A Quaker money-management firm with offices next to the Comcast Center is leading shareholder activists seeking to have the cable and entertainment giant disclose millions of dollars in "grassroots" state and local lobbying.

"Our constituents are concerned about dark money flowing into politics," Jeffery W. Perkins, executive director of Friends Fiduciary, said Thursday.

Despite federal and state laws, Friends Fiduciary said, there are gaps in what Comcast — one of the nation's largest political spenders in Washington — has to disclose about its lobbying, and expenditures either go unreported or the information is difficult for shareholders to find.

"This proposal has been submitted repeatedly and has been overwhelmingly rejected by the shareholders each time," Comcast spokesman John Demming said Friday. The company said in a regulatory filing with the Securities and Exchange Commission that much of the information Friends Fiduciary would like it to disclose is already publicly available or could compromise its competitive position.

Friends Fiduciary, a nonprofit with headquarters on the 1600 block of Arch Street, manages about $400 million for Quaker meetings, schools, and retirement communities in a manner consistent with Quaker values.
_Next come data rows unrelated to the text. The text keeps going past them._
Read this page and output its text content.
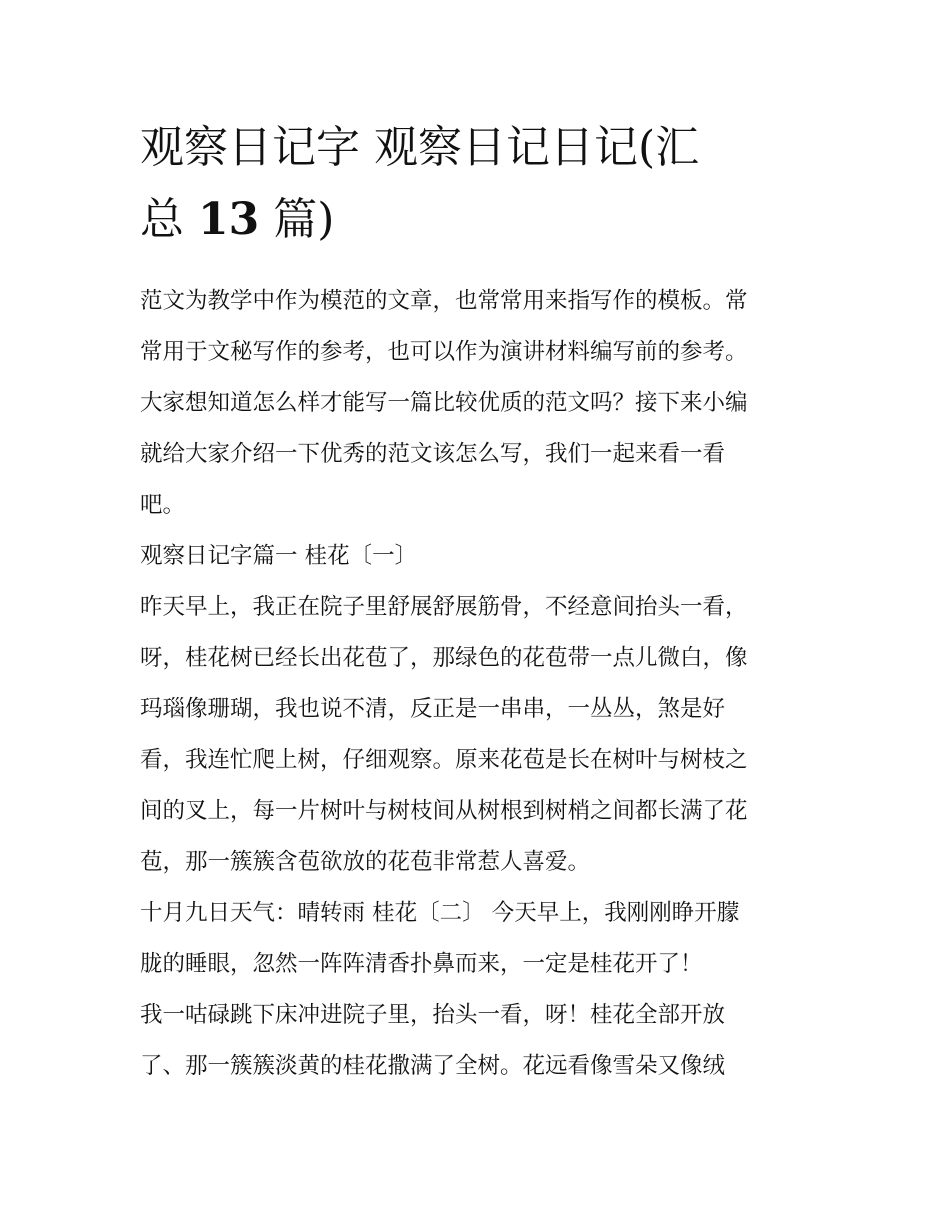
观察日记字 观察日记日记(汇
总 13 篇)
范文为教学中作为模范的文章，也常常用来指写作的模板。常
常用于文秘写作的参考，也可以作为演讲材料编写前的参考。
大家想知道怎么样才能写一篇比较优质的范文吗？接下来小编
就给大家介绍一下优秀的范文该怎么写，我们一起来看一看
吧。
观察日记字篇一 桂花〔一〕
昨天早上，我正在院子里舒展舒展筋骨，不经意间抬头一看，
呀，桂花树已经长出花苞了，那绿色的花苞带一点儿微白，像
玛瑙像珊瑚，我也说不清，反正是一串串，一丛丛，煞是好
看，我连忙爬上树，仔细观察。原来花苞是长在树叶与树枝之
间的叉上，每一片树叶与树枝间从树根到树梢之间都长满了花
苞，那一簇簇含苞欲放的花苞非常惹人喜爱。
十月九日天气：晴转雨 桂花〔二〕 今天早上，我刚刚睁开朦
胧的睡眼，忽然一阵阵清香扑鼻而来，一定是桂花开了！
我一咕碌跳下床冲进院子里，抬头一看，呀！桂花全部开放
了、那一簇簇淡黄的桂花撒满了全树。花远看像雪朵又像绒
It has backed the shareholders' resolution in the past but has been more assertive this year, meeting with Comcast officials and posting a 2,300-word letter on the SEC website.

In the letter, which went live Friday, the group said Comcast spent $30 million on lobbying at the federal level, the 12th-highest among companies.

The letter also noted that a recent study indicated that Comcast spent $7 million in state-level lobbying between 2012 and 2015 in six states with good disclosure rules, making it the No. 5 overall spender. Pennsylvania was not one of the six states, but New Jersey was.

"Comcast's spending at the state level is clearly significant, but because state-level lobbying-disclosure requirements are often cursory, investors have no idea how much the company is spending in 22 states and only a murky picture in others," Friends Fiduciary said in the letter, reviewed by the Inquirer and Philly.com.

Other groups advocating for socially conscious investing that joined the shareholders resolution are Walden Asset Management, the Benedictine Sisters of Mount St. Scholastica, the Missionary Oblates of Mary Immaculata, and the Sisters of the Order of St. Dominic of Grand Rapids.

Comcast, which owns the NBCUniversal entertainment conglomerate, is recommending that shareholders vote against the proposal.

The company said that the political spending information is "generally publicly available in appropriate detail," and that "implementing the proposal would require us to incur unnecessary expense, would divert management attention away from our primary business activities, and would raise potential competitive concerns."